Oh, this one reeked of outrageous B movie madness from the get go, but it disappointed even at that. Jan Peters is an all American girl but she grew up in the wilds of Africa and is now back for the first time in years. As the chauffeur drives her back to the house to see her droning crone of a great grandmother, he runs over an immobile seaweed covered zombie who was standing in the road, and Jan realises that nothing has changed since she was a kid.
Meanwhile on a boat offshore a gang of treasure hunters are planning what to do with the loot that they plan on retrieving from a local sunken ship called the Susan Bee and they're being plagued by the zombies too. Naturally it's the sailors from the Susan Bee who stole the jewels in the first place and quickly sunk to be cursed. Old great grandma is the widow of the captain.

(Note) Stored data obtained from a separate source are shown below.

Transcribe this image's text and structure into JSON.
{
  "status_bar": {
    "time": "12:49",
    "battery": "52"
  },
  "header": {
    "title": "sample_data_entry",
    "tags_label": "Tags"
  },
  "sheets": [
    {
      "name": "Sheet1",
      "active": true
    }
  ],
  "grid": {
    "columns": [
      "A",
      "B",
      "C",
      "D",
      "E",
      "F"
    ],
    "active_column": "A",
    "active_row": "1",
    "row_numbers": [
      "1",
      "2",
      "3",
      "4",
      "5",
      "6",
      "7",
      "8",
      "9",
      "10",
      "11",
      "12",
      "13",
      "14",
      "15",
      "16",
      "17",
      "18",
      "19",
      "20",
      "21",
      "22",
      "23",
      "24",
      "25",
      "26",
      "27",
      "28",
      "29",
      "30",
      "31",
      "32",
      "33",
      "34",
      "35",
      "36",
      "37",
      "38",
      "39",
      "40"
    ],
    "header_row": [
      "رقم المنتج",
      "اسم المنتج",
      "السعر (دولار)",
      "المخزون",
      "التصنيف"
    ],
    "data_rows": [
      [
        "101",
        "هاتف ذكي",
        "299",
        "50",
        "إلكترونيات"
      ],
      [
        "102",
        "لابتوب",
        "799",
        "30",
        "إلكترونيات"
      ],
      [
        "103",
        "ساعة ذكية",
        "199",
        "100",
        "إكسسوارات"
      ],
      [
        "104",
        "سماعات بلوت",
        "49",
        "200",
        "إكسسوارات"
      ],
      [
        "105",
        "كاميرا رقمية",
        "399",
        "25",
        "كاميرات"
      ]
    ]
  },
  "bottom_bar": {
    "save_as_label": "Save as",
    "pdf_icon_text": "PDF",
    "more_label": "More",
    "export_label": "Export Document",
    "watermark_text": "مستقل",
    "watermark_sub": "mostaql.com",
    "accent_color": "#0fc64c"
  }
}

I remember the stunning ineptitude of Uwe Boll's House of the Dead, which somehow managed to suggest that zombies are great swimmers but can't ever get off an island. At least this one starts out how it means to go on: these zombies swim and are great at pulling people off boats and breaking their necks. They're also great at keeping their clothes tucked in and completely undamaged after sixty years or however often they get shot; walking slowly and stupidly but with reflexes apparently quicker than mine; and even handling switchknives while flaring their eyes and bouncing candlesticks off their heads.

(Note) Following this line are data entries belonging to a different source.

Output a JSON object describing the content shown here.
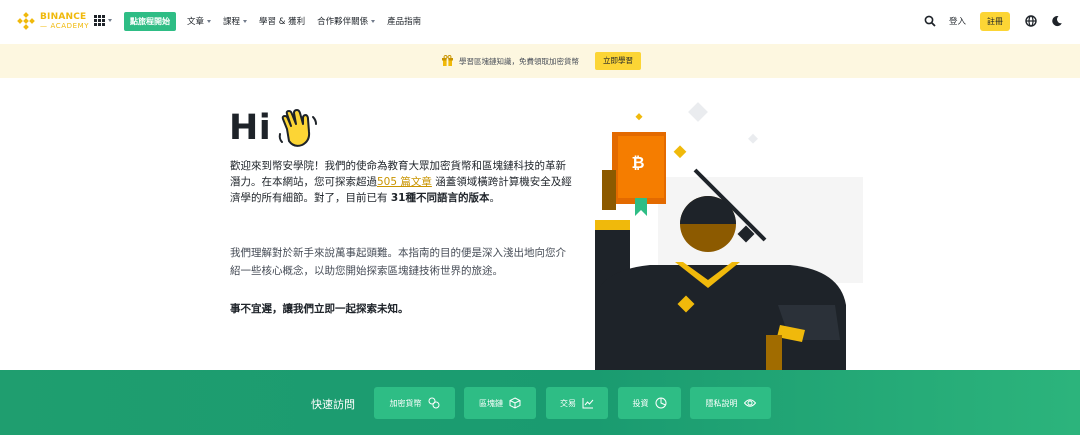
{
  "nav": {
    "logo_line1": "BINANCE",
    "logo_line2": "ACADEMY",
    "cta_label": "點旅程開始",
    "menu": [
      {
        "label": "文章",
        "has_dropdown": true
      },
      {
        "label": "課程",
        "has_dropdown": true
      },
      {
        "label": "學習 & 獲利",
        "has_dropdown": false
      },
      {
        "label": "合作夥伴關係",
        "has_dropdown": true
      },
      {
        "label": "產品指南",
        "has_dropdown": false
      }
    ],
    "login_label": "登入",
    "register_label": "註冊",
    "icons": [
      "apps-grid-icon",
      "search-icon",
      "globe-icon",
      "moon-icon"
    ]
  },
  "banner": {
    "text": "學習區塊鏈知識，免費領取加密貨幣",
    "button_label": "立即學習",
    "icon": "gift-icon"
  },
  "hero": {
    "greeting": "Hi",
    "para1_before": "歡迎來到幣安學院！我們的使命為教育大眾加密貨幣和區塊鏈科技的革新潛力。在本網站，您可探索超過",
    "para1_link": "505 篇文章",
    "para1_middle": " 涵蓋領域橫跨計算機安全及經濟學的所有細節。對了，目前已有 ",
    "para1_bold": "31種不同語言的版本",
    "para1_end": "。",
    "para2": "我們理解對於新手來說萬事起頭難。本指南的目的便是深入淺出地向您介紹一些核心概念，以助您開始探索區塊鏈技術世界的旅途。",
    "para3": "事不宜遲，讓我們立即一起探索未知。"
  },
  "quick": {
    "title": "快速訪問",
    "buttons": [
      {
        "label": "加密貨幣",
        "icon": "coins-icon"
      },
      {
        "label": "區塊鏈",
        "icon": "cube-icon"
      },
      {
        "label": "交易",
        "icon": "chart-line-icon"
      },
      {
        "label": "投資",
        "icon": "pie-chart-icon"
      },
      {
        "label": "隱私說明",
        "icon": "eye-icon"
      }
    ]
  },
  "colors": {
    "brand_yellow": "#f0b90b",
    "button_yellow": "#fcd535",
    "green": "#2ebd85",
    "banner_bg": "#fdf7e0",
    "quick_bg": "#1f9e6f",
    "link": "#c99400"
  }
}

There are a couple of names here, though not very major ones and none of them are Gregg Palmer, the man at the top of the bill who made a lot of films, it seems mostly about the same quality as this. He's instantly forgettable, the only part of him of note being his hair which seems to have a life of its own. The leading lady isn't Jan Peters, played by Autumn Russell; it's Mona Harrison, played by Allison Hayes only a year before she became the 50 Foot Woman. She does sultry pretty well but doesn't have much more to work with beyond screaming on queue and bitching at the old lady, until she turns into a zombie, that is, but that's only because the wooden acting style works far better. The only other name I recognise is Ray Corrigan, another B movie veteran, of things like Crash of the Moons, and he's just a zombie crewman.

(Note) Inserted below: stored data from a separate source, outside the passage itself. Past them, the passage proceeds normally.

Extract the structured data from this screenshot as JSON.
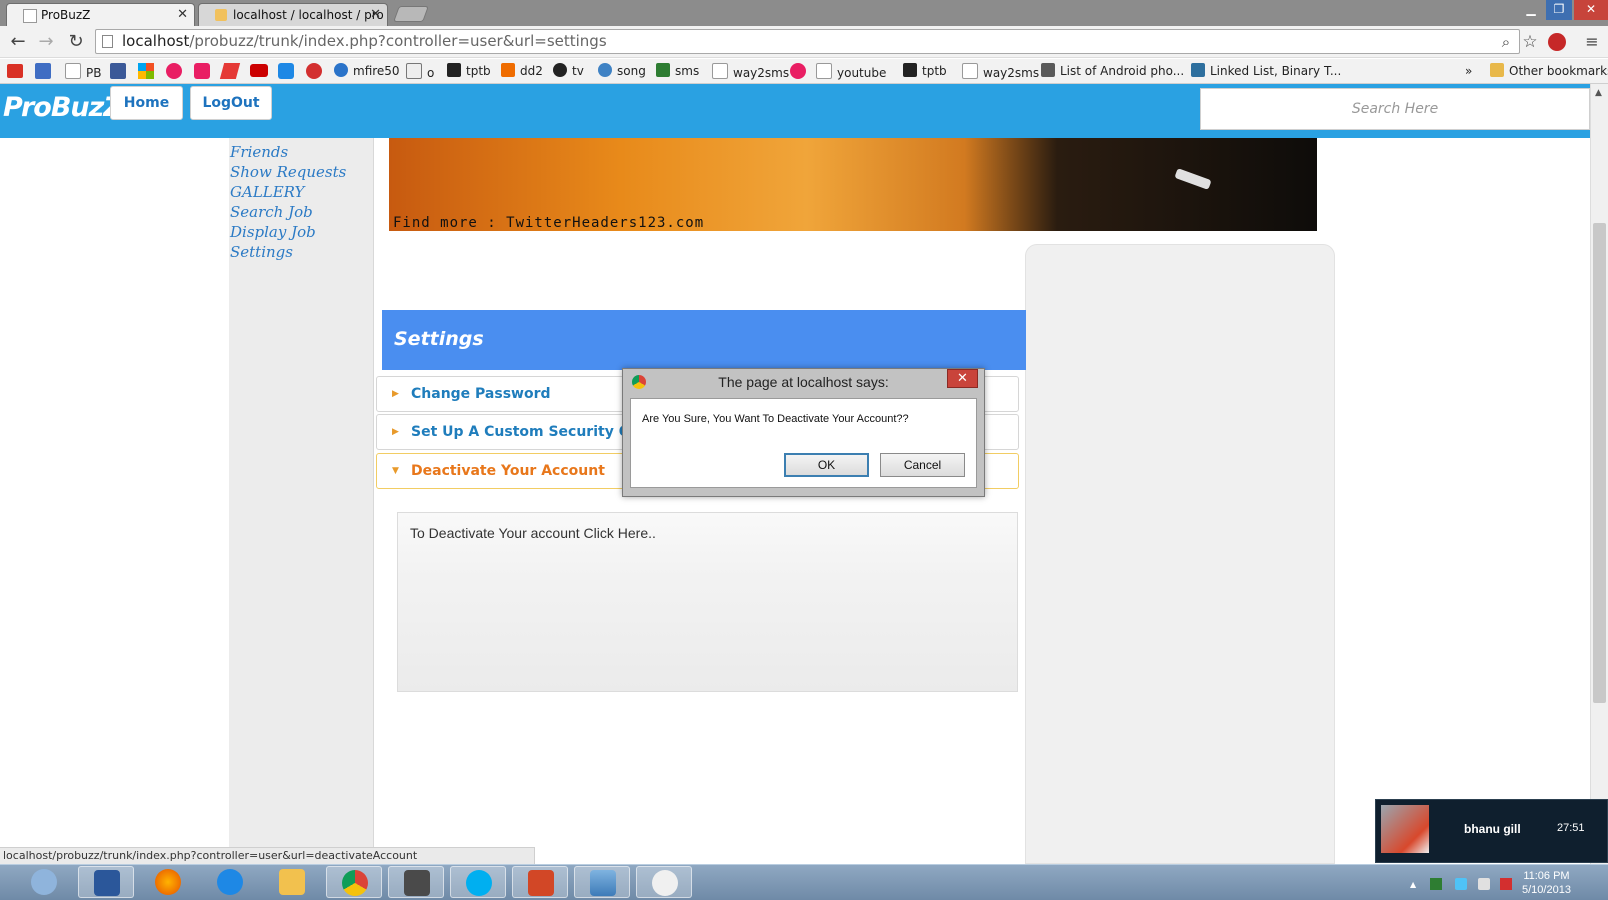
{
  "browser": {
    "tabs": [
      {
        "title": "ProBuzZ"
      },
      {
        "title": "localhost / localhost / pro"
      }
    ],
    "address": {
      "host": "localhost",
      "path": "/probuzz/trunk/index.php?controller=user&url=settings"
    },
    "status_url": "localhost/probuzz/trunk/index.php?controller=user&url=deactivateAccount",
    "bookmarks": [
      {
        "label": "PB",
        "color": "#9e9e9e"
      },
      {
        "label": "mfire50",
        "color": "#2a73c9"
      },
      {
        "label": "o",
        "color": "#777777"
      },
      {
        "label": "tptb",
        "color": "#222222"
      },
      {
        "label": "dd2",
        "color": "#ef6c00"
      },
      {
        "label": "tv",
        "color": "#222222"
      },
      {
        "label": "song",
        "color": "#3f82c4"
      },
      {
        "label": "sms",
        "color": "#2e7d32"
      },
      {
        "label": "way2sms",
        "color": "#9e9e9e"
      },
      {
        "label": "youtube",
        "color": "#9e9e9e"
      },
      {
        "label": "tptb",
        "color": "#222222"
      },
      {
        "label": "way2sms",
        "color": "#9e9e9e"
      },
      {
        "label": "List of Android pho...",
        "color": "#5a5a5a"
      },
      {
        "label": "Linked List, Binary T...",
        "color": "#2e6f9e"
      }
    ],
    "overflow": "»",
    "other_bookmarks": "Other bookmarks"
  },
  "site": {
    "logo": "ProBuzZ",
    "nav": {
      "home": "Home",
      "logout": "LogOut"
    },
    "search_placeholder": "Search Here",
    "sidebar": [
      "Friends",
      "Show Requests",
      "GALLERY",
      "Search Job",
      "Display Job",
      "Settings"
    ],
    "banner_text": "Find more : TwitterHeaders123.com",
    "settings_title": "Settings",
    "accordion": [
      {
        "label": "Change Password"
      },
      {
        "label": "Set Up A Custom Security Que"
      },
      {
        "label": "Deactivate Your Account"
      }
    ],
    "deactivate_text": "To Deactivate Your account Click Here.."
  },
  "dialog": {
    "title": "The page at localhost says:",
    "message": "Are You Sure, You Want To Deactivate Your Account??",
    "ok": "OK",
    "cancel": "Cancel"
  },
  "notification": {
    "name": "bhanu gill",
    "time": "27:51"
  },
  "taskbar": {
    "time": "11:06 PM",
    "date": "5/10/2013"
  }
}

The sad thing about a film called Zombies of Mora Tau isn't that it's bad, because I was expecting it to be. It's that it's boring and that didn't have to be the case. I think there's definitely room for a swimming zombie film out there but House of the Dead wasn't it and neither was this. I did learn things like scattering something means dumping it all in the same place, and it's completely fine to forcibly carry someone off only to promise to bring them back later. Somehow they just don't cut it in a B movie world where Ed Wood logic is what's needed to make something bad and fun at the same time. This was just bad.
The saddest thing of all is that rating this only as low as Bad means that it's the best Edward L Cahn film I've rated, a whole point above such cinematic abortions as Invisible Invaders and It! The Terror from Beyond Space.